Once the LAA has been drawn into the atrium, the connection point is ligated (closed off) with a suture.
“At the end of the procedure, we don’t have this cavity at all,” Agian explains. “We do have a kind of bulge of inverted tissue inside the atrium. And we see that over time the bulge tissue is reducing its volume dramatically.”
He says that five months after the procedure, the bulge has almost gone due to atrophy.
“At the end of the day, you have kind of a new heart without the LAA and with only small scar tissue where the appendage was, which doesn’t affect the functioning of the heart,” he says.
The initial concept for the unique procedure came almost a decade ago from Prof. Leonid Sternik, the head of cardiac surgery at Sheba Medical Center, Israel’s largest and world-famous hospital, who specializes in atrial fibrillation surgery.
He carried out the procedure twice during open heart surgery, without the catheter stage, as a secondary treatment.
Two years later in 2018, neither patient had suffered any cardiac issues or a stroke. Or Yehuda-based Append Medical was then created by its founder and CSO Zachi Berger, and licensed the procedure from Sheba. The company then developed the catheter stage of the procedure, ruling out the need for majorly invasive surgery.
“It is completely permanent and completely safe,” Agian says. “We are leaving no implant behind in the heart; it’s based on the native tissue itself.”
Append is part of MEDX Xelerator, a Tel Aviv-based incubator for medtech startups, and has completed two successful rounds of fundraising.

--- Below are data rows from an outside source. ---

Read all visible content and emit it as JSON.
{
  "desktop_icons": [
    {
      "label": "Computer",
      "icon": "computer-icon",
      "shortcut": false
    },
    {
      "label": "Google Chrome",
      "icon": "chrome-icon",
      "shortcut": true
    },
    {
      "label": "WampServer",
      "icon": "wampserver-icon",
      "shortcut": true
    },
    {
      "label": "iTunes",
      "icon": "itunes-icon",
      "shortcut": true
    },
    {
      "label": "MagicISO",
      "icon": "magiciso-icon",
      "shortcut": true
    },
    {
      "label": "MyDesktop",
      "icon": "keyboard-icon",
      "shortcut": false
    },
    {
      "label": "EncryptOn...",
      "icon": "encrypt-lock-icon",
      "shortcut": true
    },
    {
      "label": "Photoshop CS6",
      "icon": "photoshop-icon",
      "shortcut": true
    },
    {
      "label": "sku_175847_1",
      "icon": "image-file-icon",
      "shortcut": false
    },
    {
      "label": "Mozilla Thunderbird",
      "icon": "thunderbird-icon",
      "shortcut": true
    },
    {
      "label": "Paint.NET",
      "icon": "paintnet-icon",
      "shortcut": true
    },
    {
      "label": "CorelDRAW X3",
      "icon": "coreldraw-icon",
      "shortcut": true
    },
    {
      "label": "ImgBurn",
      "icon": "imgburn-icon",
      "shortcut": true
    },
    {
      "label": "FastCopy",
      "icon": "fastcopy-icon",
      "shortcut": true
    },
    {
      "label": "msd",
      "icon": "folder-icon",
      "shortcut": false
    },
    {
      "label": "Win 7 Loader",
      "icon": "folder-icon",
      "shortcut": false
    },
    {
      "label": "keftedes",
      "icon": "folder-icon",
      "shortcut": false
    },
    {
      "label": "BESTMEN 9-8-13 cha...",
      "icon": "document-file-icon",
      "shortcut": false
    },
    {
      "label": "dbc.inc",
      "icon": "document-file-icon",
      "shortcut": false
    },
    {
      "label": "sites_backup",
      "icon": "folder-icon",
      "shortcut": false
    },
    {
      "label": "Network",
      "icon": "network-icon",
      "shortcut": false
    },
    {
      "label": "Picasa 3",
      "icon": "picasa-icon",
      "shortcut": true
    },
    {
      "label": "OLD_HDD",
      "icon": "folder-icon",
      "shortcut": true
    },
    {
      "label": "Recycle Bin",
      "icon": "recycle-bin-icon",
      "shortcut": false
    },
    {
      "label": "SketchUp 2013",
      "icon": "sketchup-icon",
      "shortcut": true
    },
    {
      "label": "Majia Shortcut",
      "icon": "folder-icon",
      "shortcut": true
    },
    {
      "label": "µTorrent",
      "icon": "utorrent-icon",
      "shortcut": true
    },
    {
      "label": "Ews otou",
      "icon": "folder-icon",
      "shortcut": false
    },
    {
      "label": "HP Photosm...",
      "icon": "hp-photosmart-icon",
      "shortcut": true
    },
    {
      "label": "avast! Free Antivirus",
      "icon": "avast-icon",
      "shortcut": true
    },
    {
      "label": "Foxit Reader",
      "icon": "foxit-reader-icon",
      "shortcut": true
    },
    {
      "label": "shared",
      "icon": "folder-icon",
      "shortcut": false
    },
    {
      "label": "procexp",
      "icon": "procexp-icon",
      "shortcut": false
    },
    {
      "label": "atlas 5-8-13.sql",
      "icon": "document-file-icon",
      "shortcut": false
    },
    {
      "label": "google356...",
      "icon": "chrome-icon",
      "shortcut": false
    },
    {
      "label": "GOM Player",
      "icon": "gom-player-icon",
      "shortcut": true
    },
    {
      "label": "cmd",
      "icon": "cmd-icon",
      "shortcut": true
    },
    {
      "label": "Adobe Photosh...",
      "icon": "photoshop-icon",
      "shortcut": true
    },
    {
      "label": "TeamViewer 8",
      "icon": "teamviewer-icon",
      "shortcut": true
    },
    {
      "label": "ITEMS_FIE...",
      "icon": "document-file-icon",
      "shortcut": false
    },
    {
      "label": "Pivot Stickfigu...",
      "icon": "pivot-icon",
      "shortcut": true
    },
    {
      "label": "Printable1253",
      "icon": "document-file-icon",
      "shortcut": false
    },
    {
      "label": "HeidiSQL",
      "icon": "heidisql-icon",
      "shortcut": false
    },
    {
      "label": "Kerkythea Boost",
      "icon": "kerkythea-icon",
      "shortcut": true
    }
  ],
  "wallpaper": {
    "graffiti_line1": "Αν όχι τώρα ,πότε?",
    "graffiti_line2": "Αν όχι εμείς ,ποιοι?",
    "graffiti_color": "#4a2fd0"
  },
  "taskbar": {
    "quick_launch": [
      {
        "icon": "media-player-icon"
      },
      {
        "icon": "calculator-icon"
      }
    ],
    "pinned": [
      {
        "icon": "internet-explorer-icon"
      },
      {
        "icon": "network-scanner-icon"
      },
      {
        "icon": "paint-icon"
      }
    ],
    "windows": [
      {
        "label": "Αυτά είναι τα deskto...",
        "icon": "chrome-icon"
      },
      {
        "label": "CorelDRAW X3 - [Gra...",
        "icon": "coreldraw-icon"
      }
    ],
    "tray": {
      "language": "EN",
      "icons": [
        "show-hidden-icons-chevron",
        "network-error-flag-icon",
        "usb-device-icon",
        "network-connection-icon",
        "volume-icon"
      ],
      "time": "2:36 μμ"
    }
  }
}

The final stages of development for the procedure were completed about 18 months ago, and the first clinical trials in humans involving 15 patients began in the past few weeks at a medical center in Prague.
The trial will take six months and the company then plans to carry out a more extensive trial in the US by the end of the year, in order to obtain approval from the American Food and Drug Administration (FDA).
“This is really part of the new generation of left atrial appendage closure,” Agian says. “There are the current solutions with the metal implants and Append belongs to the next generation of this treatment.”